Loi du 9 février 1956, concernant la création de fonds de compensation agricoles
Nous CHARLOTTE, par la grâce de Dieu, Grande-Duchesse de Luxembourg, Duchesse de Nassau, etc., etc., etc.;
Notre Conseil d'Etat entendu;
De l'assentiment de la Chambre des Députés;
Vu la décision de la Chambre des Députés du 18 janvier 1956 et celle du Conseil d'Etat du 3 février 1956 portant qu'il n'y a pas lieu à second vote;
Avons ordonné et ordonnons:
Art. 1er.
En vue d'organiser, de régulariser et d'étendre les marchés agricoles, des règlements d'administration publique pourront:
créer un ou plusieurs fonds de compensation agricoles;
établir à charge des producteurs, vendeurs, importateurs et exportateurs, pour l'alimentation de ces fonds, des taxes à prélever à l'occasion de la vente de produits agricoles;
fixer pour chaque produit le taux maximum de la taxe qui ne pourra dépasser dix pour-cent du prix de vente;
déterminer les assiettes des taxes, régler les modes de liquidation et de perception.
Art. 2.
Les mêmes règlements d'administration publique pourront confier la gestion des fonds de compensation à des organismes qu'ils désigneront.

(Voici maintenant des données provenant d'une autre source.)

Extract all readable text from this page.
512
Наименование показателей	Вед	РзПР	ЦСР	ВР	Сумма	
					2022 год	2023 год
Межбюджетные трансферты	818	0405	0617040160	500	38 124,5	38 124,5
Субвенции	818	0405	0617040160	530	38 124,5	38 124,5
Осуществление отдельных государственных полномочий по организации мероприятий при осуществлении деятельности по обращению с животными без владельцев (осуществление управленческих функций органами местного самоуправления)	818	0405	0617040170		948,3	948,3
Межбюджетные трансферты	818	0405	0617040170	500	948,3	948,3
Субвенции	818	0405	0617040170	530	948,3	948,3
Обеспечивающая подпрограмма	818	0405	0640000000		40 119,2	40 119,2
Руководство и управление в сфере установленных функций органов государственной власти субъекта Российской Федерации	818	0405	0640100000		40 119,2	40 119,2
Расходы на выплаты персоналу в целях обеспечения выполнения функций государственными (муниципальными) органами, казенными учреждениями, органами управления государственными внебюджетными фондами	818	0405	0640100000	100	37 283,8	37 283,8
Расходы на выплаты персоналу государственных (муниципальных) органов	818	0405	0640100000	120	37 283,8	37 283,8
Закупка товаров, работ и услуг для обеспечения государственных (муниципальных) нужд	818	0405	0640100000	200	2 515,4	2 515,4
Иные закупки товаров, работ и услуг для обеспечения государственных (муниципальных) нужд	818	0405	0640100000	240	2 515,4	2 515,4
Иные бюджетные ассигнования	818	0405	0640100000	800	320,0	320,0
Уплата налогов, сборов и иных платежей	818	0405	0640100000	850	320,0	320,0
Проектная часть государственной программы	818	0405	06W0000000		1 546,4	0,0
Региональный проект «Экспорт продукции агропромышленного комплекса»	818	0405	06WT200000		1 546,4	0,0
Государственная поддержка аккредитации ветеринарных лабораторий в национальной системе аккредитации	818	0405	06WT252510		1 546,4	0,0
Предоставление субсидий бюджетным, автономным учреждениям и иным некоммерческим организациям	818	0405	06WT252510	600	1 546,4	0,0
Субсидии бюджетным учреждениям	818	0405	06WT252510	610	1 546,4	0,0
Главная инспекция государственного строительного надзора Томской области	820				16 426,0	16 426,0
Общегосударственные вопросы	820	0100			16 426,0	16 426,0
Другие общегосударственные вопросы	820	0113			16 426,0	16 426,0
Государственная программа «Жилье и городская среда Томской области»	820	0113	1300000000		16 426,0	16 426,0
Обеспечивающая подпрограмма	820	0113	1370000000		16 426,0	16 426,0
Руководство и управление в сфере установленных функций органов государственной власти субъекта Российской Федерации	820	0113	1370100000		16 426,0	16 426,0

Les organismes ainsi désignés assumeront la responsabilité de leur gestion qui se fera sous le contrôle du Ministre de l'Agriculture. A cet effet, le Ministre recevra, pour chaque fonds, à la fin de chaque trimestre, un rapport détaillé de gestion, contenant notamment le relevé des opérations de compensation effectuées et des sommes liquidées par groupe d'opérations.
Art. 3.
Les organismes chargés de la gestion des fonds de compensation seront autorisés à fixer, sous l'approbation du Ministre de l'Agriculture et dans les limites déterminées conformément à la présente loi, le taux des taxes à prélever.
La liquidation et la perception des taxes pourront être opérées soit par les organismes chargés de la gestion des fonds de compensation soit par des tiers dûment mandatés par ces organismes.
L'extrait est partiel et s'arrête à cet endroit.